Hekimlerin her gün 100’den fazla şiddet vakası ile karşılaştığına dikkat çeken Özgen , “Bugün 17 Nisan. Göğüs Cerrahı Dr. Ersin Arslan’ın görev başında kalbinden bıçaklanarak öldürülüşünün 12. yıl dönümü. Bugün, hekimler her gün 100’den fazla şiddet vakasıyla karşılaşmaktadır. Hekimlerin yüzde 87’si hasta ya da yakını tarafından en az bir kere şiddete uğramıştır. Yüzde 59’u sadece son bir yıl içinde şiddete uğramıştır. Yüzde 91’i güvenli bir çalışma ortamına sahip olmadığını düşünmektedir.
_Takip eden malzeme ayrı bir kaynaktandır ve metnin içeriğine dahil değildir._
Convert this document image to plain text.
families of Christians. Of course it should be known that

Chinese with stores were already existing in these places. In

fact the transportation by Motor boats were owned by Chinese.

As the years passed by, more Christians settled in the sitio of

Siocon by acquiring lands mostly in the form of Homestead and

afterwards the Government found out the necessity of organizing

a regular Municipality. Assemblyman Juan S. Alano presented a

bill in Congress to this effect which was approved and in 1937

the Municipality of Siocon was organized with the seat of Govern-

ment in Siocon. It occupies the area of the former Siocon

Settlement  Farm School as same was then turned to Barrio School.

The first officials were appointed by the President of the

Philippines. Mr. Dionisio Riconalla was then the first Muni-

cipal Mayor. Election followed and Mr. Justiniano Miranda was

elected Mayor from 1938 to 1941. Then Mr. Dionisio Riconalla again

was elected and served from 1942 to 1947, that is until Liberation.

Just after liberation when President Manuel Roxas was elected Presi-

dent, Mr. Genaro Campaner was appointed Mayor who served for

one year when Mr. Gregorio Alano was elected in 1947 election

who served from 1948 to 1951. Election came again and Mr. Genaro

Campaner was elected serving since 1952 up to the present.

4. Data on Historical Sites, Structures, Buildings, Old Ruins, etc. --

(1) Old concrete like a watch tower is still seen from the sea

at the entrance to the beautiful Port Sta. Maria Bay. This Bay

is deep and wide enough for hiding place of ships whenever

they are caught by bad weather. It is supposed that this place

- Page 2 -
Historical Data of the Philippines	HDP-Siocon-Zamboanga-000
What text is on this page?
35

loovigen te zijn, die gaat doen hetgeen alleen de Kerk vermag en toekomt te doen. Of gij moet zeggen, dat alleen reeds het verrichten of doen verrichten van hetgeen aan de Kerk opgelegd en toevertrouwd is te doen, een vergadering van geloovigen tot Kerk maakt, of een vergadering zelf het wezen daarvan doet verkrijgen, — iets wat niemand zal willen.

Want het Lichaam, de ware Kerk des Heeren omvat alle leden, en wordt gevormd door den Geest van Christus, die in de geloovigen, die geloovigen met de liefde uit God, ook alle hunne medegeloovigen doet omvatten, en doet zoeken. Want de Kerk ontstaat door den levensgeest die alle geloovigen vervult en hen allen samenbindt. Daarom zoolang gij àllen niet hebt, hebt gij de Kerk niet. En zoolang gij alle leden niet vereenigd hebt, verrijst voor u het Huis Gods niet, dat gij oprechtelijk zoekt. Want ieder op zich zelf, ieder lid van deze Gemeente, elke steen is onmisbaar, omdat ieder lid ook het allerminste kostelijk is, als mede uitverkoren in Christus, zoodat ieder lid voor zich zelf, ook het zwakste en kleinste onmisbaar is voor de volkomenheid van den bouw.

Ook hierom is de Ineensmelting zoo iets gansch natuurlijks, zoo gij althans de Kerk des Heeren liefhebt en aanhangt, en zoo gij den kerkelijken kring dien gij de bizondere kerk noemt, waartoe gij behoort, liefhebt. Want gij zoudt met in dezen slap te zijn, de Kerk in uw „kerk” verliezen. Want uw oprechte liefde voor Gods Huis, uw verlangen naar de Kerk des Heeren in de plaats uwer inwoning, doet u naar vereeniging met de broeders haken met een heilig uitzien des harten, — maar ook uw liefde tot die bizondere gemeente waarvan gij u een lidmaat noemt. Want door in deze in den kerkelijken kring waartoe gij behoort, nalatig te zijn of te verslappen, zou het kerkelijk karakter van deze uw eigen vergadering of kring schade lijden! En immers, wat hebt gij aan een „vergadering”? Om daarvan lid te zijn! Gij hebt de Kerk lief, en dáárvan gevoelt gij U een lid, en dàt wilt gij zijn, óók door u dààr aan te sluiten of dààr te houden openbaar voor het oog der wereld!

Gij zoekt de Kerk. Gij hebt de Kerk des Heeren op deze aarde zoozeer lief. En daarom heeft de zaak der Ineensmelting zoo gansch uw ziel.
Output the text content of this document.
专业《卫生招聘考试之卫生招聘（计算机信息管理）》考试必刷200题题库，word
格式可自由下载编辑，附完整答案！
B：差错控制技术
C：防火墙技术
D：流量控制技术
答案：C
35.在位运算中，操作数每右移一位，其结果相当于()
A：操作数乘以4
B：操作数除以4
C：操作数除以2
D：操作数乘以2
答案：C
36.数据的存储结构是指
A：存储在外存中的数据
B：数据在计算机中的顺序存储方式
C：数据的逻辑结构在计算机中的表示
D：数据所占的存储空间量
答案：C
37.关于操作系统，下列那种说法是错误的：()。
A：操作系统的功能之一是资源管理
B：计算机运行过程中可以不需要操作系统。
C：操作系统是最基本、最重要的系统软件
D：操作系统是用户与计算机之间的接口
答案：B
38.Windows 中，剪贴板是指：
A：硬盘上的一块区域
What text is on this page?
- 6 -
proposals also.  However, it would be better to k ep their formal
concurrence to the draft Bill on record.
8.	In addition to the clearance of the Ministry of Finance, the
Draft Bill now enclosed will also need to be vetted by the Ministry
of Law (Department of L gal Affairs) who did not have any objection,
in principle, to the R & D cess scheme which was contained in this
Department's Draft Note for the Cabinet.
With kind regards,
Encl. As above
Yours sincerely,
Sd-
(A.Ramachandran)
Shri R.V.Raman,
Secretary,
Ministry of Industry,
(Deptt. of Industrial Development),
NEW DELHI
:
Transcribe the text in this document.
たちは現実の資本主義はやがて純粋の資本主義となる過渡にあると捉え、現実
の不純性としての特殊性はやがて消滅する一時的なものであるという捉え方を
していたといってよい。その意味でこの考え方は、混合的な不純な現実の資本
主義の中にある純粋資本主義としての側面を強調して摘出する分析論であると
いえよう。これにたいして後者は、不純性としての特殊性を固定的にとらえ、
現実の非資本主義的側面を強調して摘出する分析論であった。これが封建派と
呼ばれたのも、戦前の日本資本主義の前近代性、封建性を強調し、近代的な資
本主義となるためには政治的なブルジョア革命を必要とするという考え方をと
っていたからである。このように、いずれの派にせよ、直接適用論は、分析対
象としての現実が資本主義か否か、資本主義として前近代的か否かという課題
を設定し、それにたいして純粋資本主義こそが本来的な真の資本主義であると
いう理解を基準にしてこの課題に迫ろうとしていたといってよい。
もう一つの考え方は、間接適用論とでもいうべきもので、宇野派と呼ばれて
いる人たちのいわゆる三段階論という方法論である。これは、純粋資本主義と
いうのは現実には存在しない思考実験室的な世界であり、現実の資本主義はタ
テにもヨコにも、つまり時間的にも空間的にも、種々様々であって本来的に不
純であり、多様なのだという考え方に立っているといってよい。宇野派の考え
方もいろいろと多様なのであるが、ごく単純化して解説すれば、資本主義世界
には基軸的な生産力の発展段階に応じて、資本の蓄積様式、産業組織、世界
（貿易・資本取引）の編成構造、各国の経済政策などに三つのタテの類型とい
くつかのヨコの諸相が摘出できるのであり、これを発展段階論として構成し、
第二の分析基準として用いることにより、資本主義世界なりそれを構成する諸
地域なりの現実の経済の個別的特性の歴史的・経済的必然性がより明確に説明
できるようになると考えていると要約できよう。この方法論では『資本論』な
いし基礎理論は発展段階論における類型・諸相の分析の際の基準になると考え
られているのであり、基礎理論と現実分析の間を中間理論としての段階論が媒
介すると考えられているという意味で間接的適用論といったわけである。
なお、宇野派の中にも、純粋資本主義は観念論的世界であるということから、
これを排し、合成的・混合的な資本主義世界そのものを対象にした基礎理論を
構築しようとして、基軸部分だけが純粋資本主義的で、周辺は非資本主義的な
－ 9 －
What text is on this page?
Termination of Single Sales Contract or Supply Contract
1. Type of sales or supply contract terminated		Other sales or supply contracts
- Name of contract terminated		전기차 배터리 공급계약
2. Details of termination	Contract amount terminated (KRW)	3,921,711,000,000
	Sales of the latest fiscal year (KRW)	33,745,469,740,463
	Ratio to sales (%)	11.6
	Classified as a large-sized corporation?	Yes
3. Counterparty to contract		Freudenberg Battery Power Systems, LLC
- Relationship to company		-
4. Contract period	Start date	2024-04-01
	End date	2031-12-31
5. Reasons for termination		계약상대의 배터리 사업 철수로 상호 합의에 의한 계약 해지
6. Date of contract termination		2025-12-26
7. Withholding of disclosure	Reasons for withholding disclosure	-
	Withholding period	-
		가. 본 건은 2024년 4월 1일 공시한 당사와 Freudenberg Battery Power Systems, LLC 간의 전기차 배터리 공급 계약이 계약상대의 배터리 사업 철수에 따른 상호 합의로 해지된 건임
Bugün hala; Hastanelere silahla girilebiliyor. İstanbul Üniversitesi İlahiyat Fakültesi Öğretim Üyesi Prof. Dr. Mustafa Karataş katıldığı bir televizyon programında, hekimler hakkında onlar para için neler söylerler, para için keserler, para için adam bile öldürürler diyerek halkı kin ve düşmanlığa tahrik veya aşağılama suçunu milyonların önünde işleyebiliyor. Sağlık bakanı bütçe görüşmeleri sırasında yurt dışına göç eden hekimlerin bunu para için yaptıklarını ima edip, hekimleri hedef haline getirebiliyor. Şiddet uygulayanlara hiçbir caydırıcı ceza verilmediği gibi bu kişiler, televizyon ekranlarında göğüslerini kabartarak hekim dövmekle övünebiliyor. Cumhurbaşkanı, çareyi göç etmekte bulan hekimlere giderlerse gitsinler diyebiliyor. Bugün hala, hekimler ölmeye devam ediyor! Artık yeter.”sözleri ile sitemde bulundu.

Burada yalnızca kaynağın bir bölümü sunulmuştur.